June 26, 2015
Yesterday, Nepal received 4.4 billion dollars of pledges at the international conference held in Kathmandu – two-thirds of the estimated amount ($6.7 billion) needed over five years for reconstruction. Half of the money pledged is in the form of grants and the rest is in the form of “concessional loans”, according to Finance Minister Ram Sharan Mahat.
Even before the April and May earthquakes, Nepal was one of the poorest countries in the world, ranking 145th out of 187 countries on the United Nations development index. The quakes killed more than 8,600 people and destroyed over 500,000 homes, 8,000 schools, 1,1023 health centers and pushed 700,000 more people into poverty. One in four of Nepal’s 28 million people lives on a daily income of less than $1.25.
Delegates representing 53 nations, donor agencies and development partners attended yesterday’s conference.

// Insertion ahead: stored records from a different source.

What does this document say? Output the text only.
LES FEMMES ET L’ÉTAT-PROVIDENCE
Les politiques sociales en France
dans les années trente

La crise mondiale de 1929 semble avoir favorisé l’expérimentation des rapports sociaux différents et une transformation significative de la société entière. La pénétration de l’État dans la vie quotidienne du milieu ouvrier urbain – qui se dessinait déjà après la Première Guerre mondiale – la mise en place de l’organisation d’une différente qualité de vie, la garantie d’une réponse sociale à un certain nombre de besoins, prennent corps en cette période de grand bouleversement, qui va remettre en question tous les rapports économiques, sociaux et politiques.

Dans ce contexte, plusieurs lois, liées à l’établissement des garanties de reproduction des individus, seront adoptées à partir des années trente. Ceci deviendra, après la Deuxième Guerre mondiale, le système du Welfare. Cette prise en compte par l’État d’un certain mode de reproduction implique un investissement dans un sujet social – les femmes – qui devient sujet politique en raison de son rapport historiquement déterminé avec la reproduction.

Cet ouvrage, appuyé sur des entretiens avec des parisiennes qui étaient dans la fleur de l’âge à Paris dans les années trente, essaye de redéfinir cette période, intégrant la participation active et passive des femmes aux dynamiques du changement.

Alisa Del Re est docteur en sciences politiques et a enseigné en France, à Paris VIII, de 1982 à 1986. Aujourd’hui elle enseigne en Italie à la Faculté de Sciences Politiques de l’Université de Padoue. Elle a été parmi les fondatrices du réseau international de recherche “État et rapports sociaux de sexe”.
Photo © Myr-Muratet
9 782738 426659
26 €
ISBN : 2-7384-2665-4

The biggest pledge came from Nepal’s southern neighbor, India, which offered $1 billion in grants and low-interest loans. “Nepal and India are joined in both their joys and sorrows. Therefore, we need to closely coordinate our disaster response, and help each other in the wake of such calamities,” Indian External Affairs Minister Sushma Swaraj said.
Chinese Foreign Minister Wang Yi said his country would provide $483 million.

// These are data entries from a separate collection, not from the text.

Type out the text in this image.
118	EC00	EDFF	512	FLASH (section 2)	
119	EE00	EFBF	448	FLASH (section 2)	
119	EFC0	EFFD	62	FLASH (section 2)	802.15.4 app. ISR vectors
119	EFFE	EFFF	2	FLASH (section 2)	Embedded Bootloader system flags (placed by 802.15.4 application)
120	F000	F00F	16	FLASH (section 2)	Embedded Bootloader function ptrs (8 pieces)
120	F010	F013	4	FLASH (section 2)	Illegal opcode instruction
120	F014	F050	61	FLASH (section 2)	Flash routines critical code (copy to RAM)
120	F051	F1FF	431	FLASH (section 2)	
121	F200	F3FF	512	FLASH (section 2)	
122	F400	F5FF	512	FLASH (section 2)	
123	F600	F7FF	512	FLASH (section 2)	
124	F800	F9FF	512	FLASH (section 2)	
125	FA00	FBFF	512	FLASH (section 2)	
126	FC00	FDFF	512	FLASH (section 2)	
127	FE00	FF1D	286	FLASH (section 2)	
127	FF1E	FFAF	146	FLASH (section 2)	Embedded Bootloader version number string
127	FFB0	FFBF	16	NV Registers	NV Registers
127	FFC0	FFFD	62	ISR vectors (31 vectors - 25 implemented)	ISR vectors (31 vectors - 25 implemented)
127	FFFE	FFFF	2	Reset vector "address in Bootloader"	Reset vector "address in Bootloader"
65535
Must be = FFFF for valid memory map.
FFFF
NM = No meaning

Asian Development Bank (ADB) President Takehiko Nakao pledged $600 million.
“ADB will make the best use of its long-term experience in rehabilitation and reconstruction work after serious disasters,” he said. ADB is a major donor for Nepal and has supported several development projects in the past.
Japan said it would give $260 million.
Some reports say the United States has pledged $130 million. But US Ambassador to Nepal Peter Bodde is quoted as having announced $200 funding.
The British government’s response to the earthquakes now stands at $109,000,000.
The World Bank had already announced $500 million for Nepal, prior to the conference. Its aid will consist of $200 million for housing reconstruction in poor rural areas and another $100 million for the government's budget and to strengthen the banking system. The bank said an additional $100-200 million will be redirected from existing World Bank projects in Nepal and invested in reconstruction efforts.